A recent report exploring the intersection of education and national security noted “American education is vital to sustaining the nation’s international leadership and competitiveness” and advocated for key reforms to improve our education system. The report, issued by a task force led by former NYC Schools Chancellor (and SFNY Board Member) Joel Klein and former U.S. Secretary of State Condoleeza Rice, highlighted several concerns, including:
More than 25% of students – and more than 40% of African American and Hispanic students – do not graduate from high school within four years, and too many of those that do graduate are neither college nor career ready;
Students are not learning basic civic, foreign language, and other essential skills to engage and excel in a global community;
Too many students cannot meet even the most basic standards to serve in the armed forces, Foreign Service, or intelligence agencies; and
American students are falling behind their peers from other countries, threatening the nation’s competitive standing as a leader in innovation.

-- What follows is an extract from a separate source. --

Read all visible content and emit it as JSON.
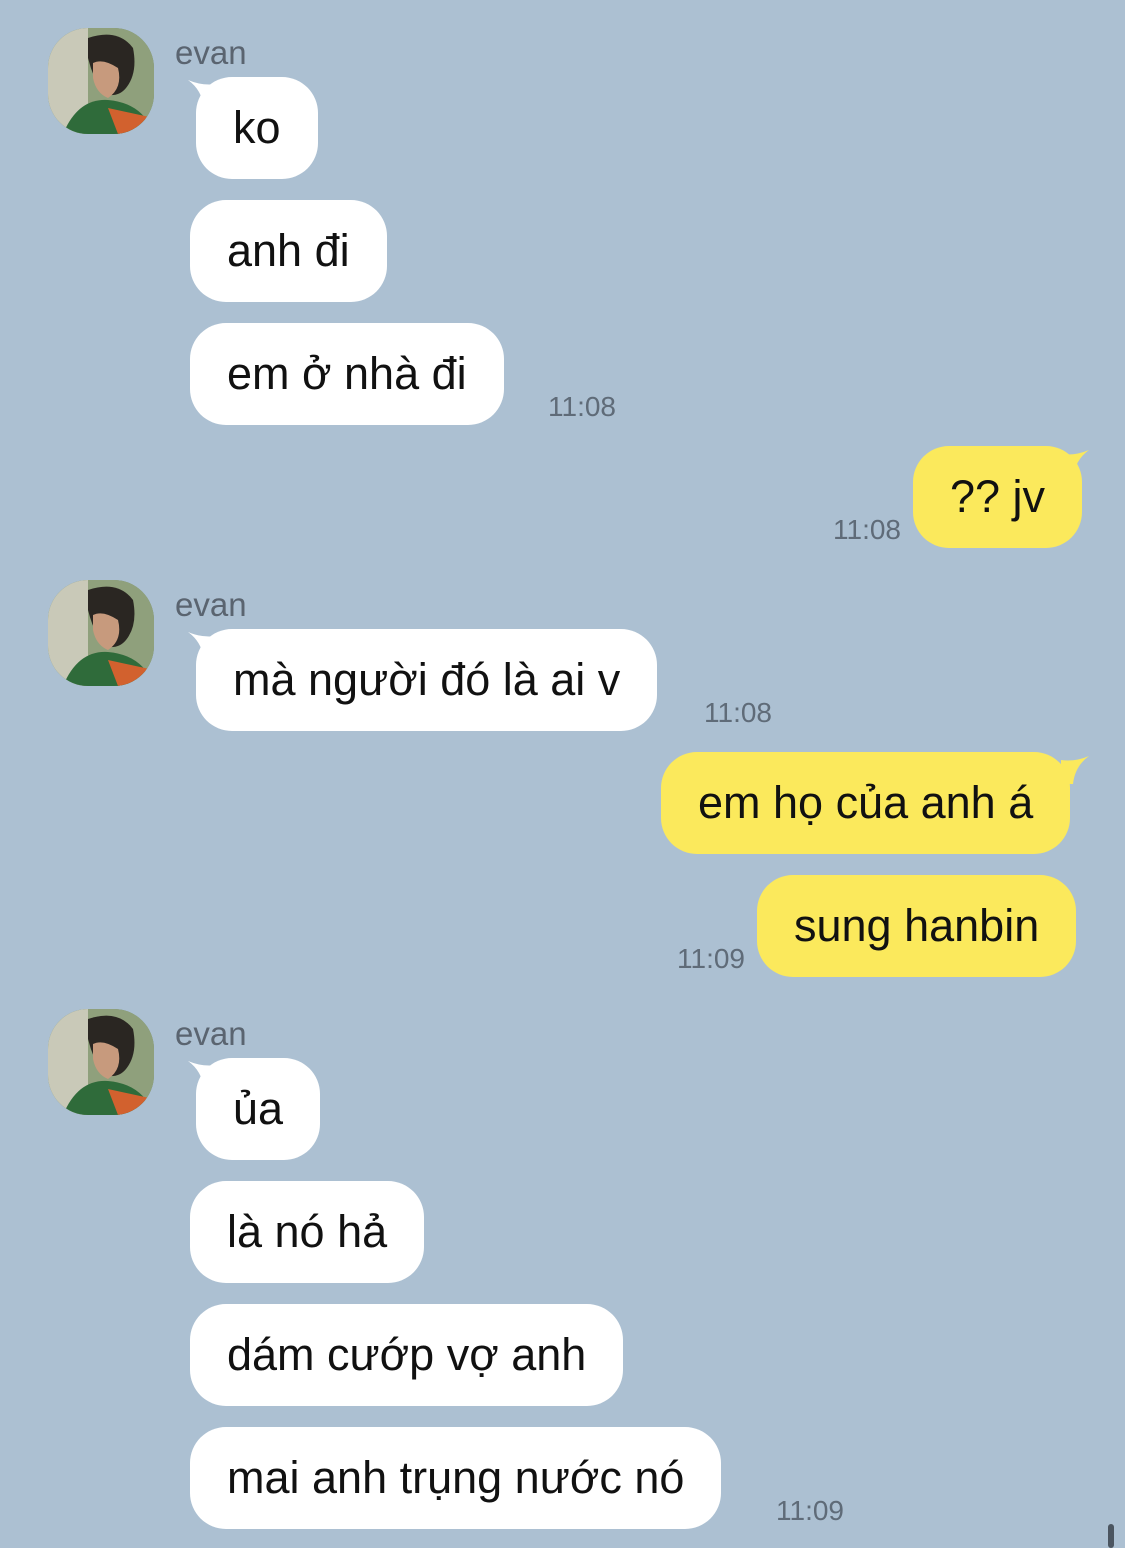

Possibly the most troubling revelation from the report is the divided class structure that is emerging in America as a result of a divided allocation of education opportunities. When one part of society has access to great teachers, great schools, and a great education, and the other part does not, the country faces a severe risk of domestic division that will tear at the fabric and cohesion essential for a strong, united nation.

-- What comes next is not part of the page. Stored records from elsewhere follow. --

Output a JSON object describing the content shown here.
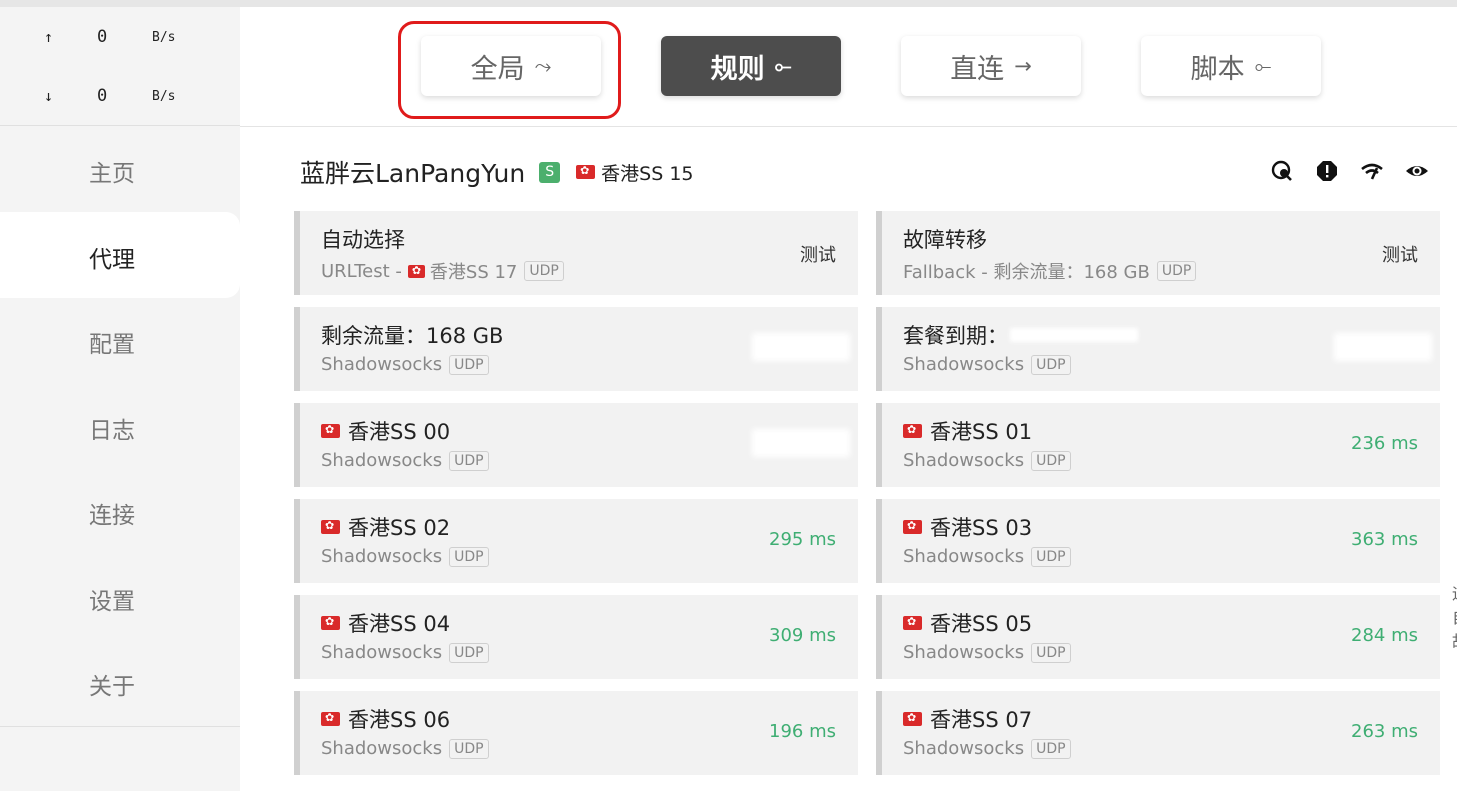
{
  "traffic": {
    "up": {
      "arrow": "↑",
      "value": "0",
      "unit": "B/s"
    },
    "down": {
      "arrow": "↓",
      "value": "0",
      "unit": "B/s"
    }
  },
  "nav": [
    "主页",
    "代理",
    "配置",
    "日志",
    "连接",
    "设置",
    "关于"
  ],
  "nav_active": "代理",
  "modes": [
    {
      "label": "全局",
      "icon": "⤳"
    },
    {
      "label": "规则",
      "icon": "⟜"
    },
    {
      "label": "直连",
      "icon": "→"
    },
    {
      "label": "脚本",
      "icon": "⟜"
    }
  ],
  "group": {
    "name": "蓝胖云LanPangYun",
    "type_badge": "S",
    "selected": "香港SS 15",
    "tool_icons": [
      "search-network-icon",
      "alert-icon",
      "wifi-speed-icon",
      "eye-icon"
    ]
  },
  "cards": [
    {
      "name": "自动选择",
      "sub_type": "URLTest - ",
      "sub_node": "香港SS 17",
      "udp": "UDP",
      "right": "测试",
      "flag": false,
      "sub_flag": true
    },
    {
      "name": "故障转移",
      "sub_type": "Fallback - 剩余流量：168 GB",
      "sub_node": "",
      "udp": "UDP",
      "right": "测试",
      "flag": false,
      "sub_flag": false
    },
    {
      "name": "剩余流量：168 GB",
      "sub_type": "Shadowsocks",
      "udp": "UDP",
      "right": "",
      "flag": false,
      "masked": true
    },
    {
      "name": "套餐到期：",
      "sub_type": "Shadowsocks",
      "udp": "UDP",
      "right": "",
      "flag": false,
      "masked": true,
      "title_masked": true
    },
    {
      "name": "香港SS 00",
      "sub_type": "Shadowsocks",
      "udp": "UDP",
      "right": "",
      "flag": true,
      "masked": true
    },
    {
      "name": "香港SS 01",
      "sub_type": "Shadowsocks",
      "udp": "UDP",
      "right": "236 ms",
      "flag": true
    },
    {
      "name": "香港SS 02",
      "sub_type": "Shadowsocks",
      "udp": "UDP",
      "right": "295 ms",
      "flag": true
    },
    {
      "name": "香港SS 03",
      "sub_type": "Shadowsocks",
      "udp": "UDP",
      "right": "363 ms",
      "flag": true
    },
    {
      "name": "香港SS 04",
      "sub_type": "Shadowsocks",
      "udp": "UDP",
      "right": "309 ms",
      "flag": true
    },
    {
      "name": "香港SS 05",
      "sub_type": "Shadowsocks",
      "udp": "UDP",
      "right": "284 ms",
      "flag": true
    },
    {
      "name": "香港SS 06",
      "sub_type": "Shadowsocks",
      "udp": "UDP",
      "right": "196 ms",
      "flag": true
    },
    {
      "name": "香港SS 07",
      "sub_type": "Shadowsocks",
      "udp": "UDP",
      "right": "263 ms",
      "flag": true
    }
  ],
  "colors": {
    "latency": "#3fae73",
    "highlight": "#e01b1b",
    "active_mode": "#4d4d4d"
  }
}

We have long been a country rooted in the belief that regardless of your past, hard work and persistence can lead to a better future. But the starting line for too many of our young people is too uneven. Education must be the force that evens the race if we hope to keep the basic promise of the American Dream alive. And as Klein and Rice mention in the report, we cannot let the “American Dream become the American memory on our watch.”

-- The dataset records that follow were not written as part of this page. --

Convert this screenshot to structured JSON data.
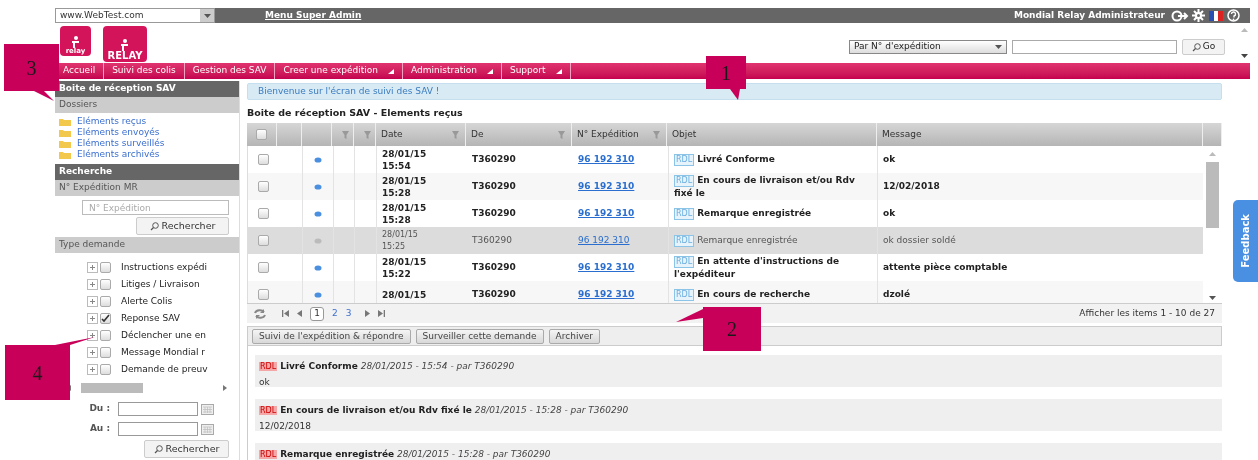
{
  "site_select": {
    "value": "www.WebTest.com"
  },
  "top_bar": {
    "menu_link": "Menu Super Admin",
    "user": "Mondial Relay Administrateur"
  },
  "logos": [
    {
      "text": "relay"
    },
    {
      "text": "RELAY"
    }
  ],
  "quick_search": {
    "mode": "Par N° d'expédition",
    "button": "Go"
  },
  "nav": [
    {
      "label": "Accueil",
      "dropdown": false
    },
    {
      "label": "Suivi des colis",
      "dropdown": false
    },
    {
      "label": "Gestion des SAV",
      "dropdown": false
    },
    {
      "label": "Creer une expédition",
      "dropdown": true
    },
    {
      "label": "Administration",
      "dropdown": true
    },
    {
      "label": "Support",
      "dropdown": true
    }
  ],
  "sidebar": {
    "title": "Boite de réception SAV",
    "folders_heading": "Dossiers",
    "folders": [
      "Eléments reçus",
      "Eléments envoyés",
      "Eléments surveillés",
      "Eléments archivés"
    ],
    "search_heading": "Recherche",
    "shipment_heading": "N° Expédition MR",
    "shipment_placeholder": "N° Expédition",
    "search_button": "Rechercher",
    "type_heading": "Type demande",
    "types": [
      {
        "label": "Instructions expédi",
        "checked": false
      },
      {
        "label": "Litiges / Livraison",
        "checked": false
      },
      {
        "label": "Alerte Colis",
        "checked": false
      },
      {
        "label": "Reponse SAV",
        "checked": true
      },
      {
        "label": "Déclencher une en",
        "checked": false
      },
      {
        "label": "Message Mondial r",
        "checked": false
      },
      {
        "label": "Demande de preuv",
        "checked": false
      }
    ],
    "from_label": "Du :",
    "to_label": "Au :",
    "date_search_button": "Rechercher"
  },
  "welcome": "Bienvenue sur l'écran de suivi des SAV !",
  "inbox_title": "Boite de réception SAV - Elements reçus",
  "table": {
    "select_all_checked": false,
    "columns": [
      "Date",
      "De",
      "N° Expédition",
      "Objet",
      "Message"
    ],
    "rows": [
      {
        "date": "28/01/15",
        "time": "15:54",
        "from": "T360290",
        "shipment": "96 192 310",
        "tag": "RDL",
        "subject": "Livré Conforme",
        "message": "ok",
        "read": false
      },
      {
        "date": "28/01/15",
        "time": "15:28",
        "from": "T360290",
        "shipment": "96 192 310",
        "tag": "RDL",
        "subject": "En cours de livraison et/ou Rdv fixé le",
        "message": "12/02/2018",
        "read": false
      },
      {
        "date": "28/01/15",
        "time": "15:28",
        "from": "T360290",
        "shipment": "96 192 310",
        "tag": "RDL",
        "subject": "Remarque enregistrée",
        "message": "ok",
        "read": false
      },
      {
        "date": "28/01/15",
        "time": "15:25",
        "from": "T360290",
        "shipment": "96 192 310",
        "tag": "RDL",
        "subject": "Remarque enregistrée",
        "message": "ok dossier soldé",
        "read": true
      },
      {
        "date": "28/01/15",
        "time": "15:22",
        "from": "T360290",
        "shipment": "96 192 310",
        "tag": "RDL",
        "subject": "En attente d'instructions de l'expéditeur",
        "message": "attente pièce comptable",
        "read": false
      },
      {
        "date": "28/01/15",
        "time": "",
        "from": "T360290",
        "shipment": "96 192 310",
        "tag": "RDL",
        "subject": "En cours de recherche",
        "message": "dzolé",
        "read": false
      }
    ]
  },
  "pager": {
    "pages": [
      {
        "label": "1",
        "selected": true
      },
      {
        "label": "2",
        "selected": false
      },
      {
        "label": "3",
        "selected": false
      }
    ],
    "summary": "Afficher les items 1 - 10 de 27"
  },
  "actions": [
    "Suivi de l'expédition & répondre",
    "Surveiller cette demande",
    "Archiver"
  ],
  "messages": [
    {
      "tag": "RDL",
      "subject": "Livré Conforme",
      "meta": "28/01/2015 - 15:54 - par T360290",
      "body": "ok"
    },
    {
      "tag": "RDL",
      "subject": "En cours de livraison et/ou Rdv fixé le",
      "meta": "28/01/2015 - 15:28 - par T360290",
      "body": "12/02/2018"
    },
    {
      "tag": "RDL",
      "subject": "Remarque enregistrée",
      "meta": "28/01/2015 - 15:28 - par T360290"
    }
  ],
  "feedback": "Feedback",
  "callouts": [
    {
      "label": "3"
    },
    {
      "label": "1"
    },
    {
      "label": "2"
    },
    {
      "label": "4"
    }
  ]
}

For America to maintain influence abroad and stability at home, our country’s leaders must make education reform a top priority. Among other policy reforms, the report recommends that states expand Common Core standards and provide parents with enhanced school choices fueled by a more equitable allocation of resources. These recommendations, coupled with a focus on elevating the teaching profession, will advance the quality of our classrooms and ensure that the greatest country in the world has the greatest education system in the world.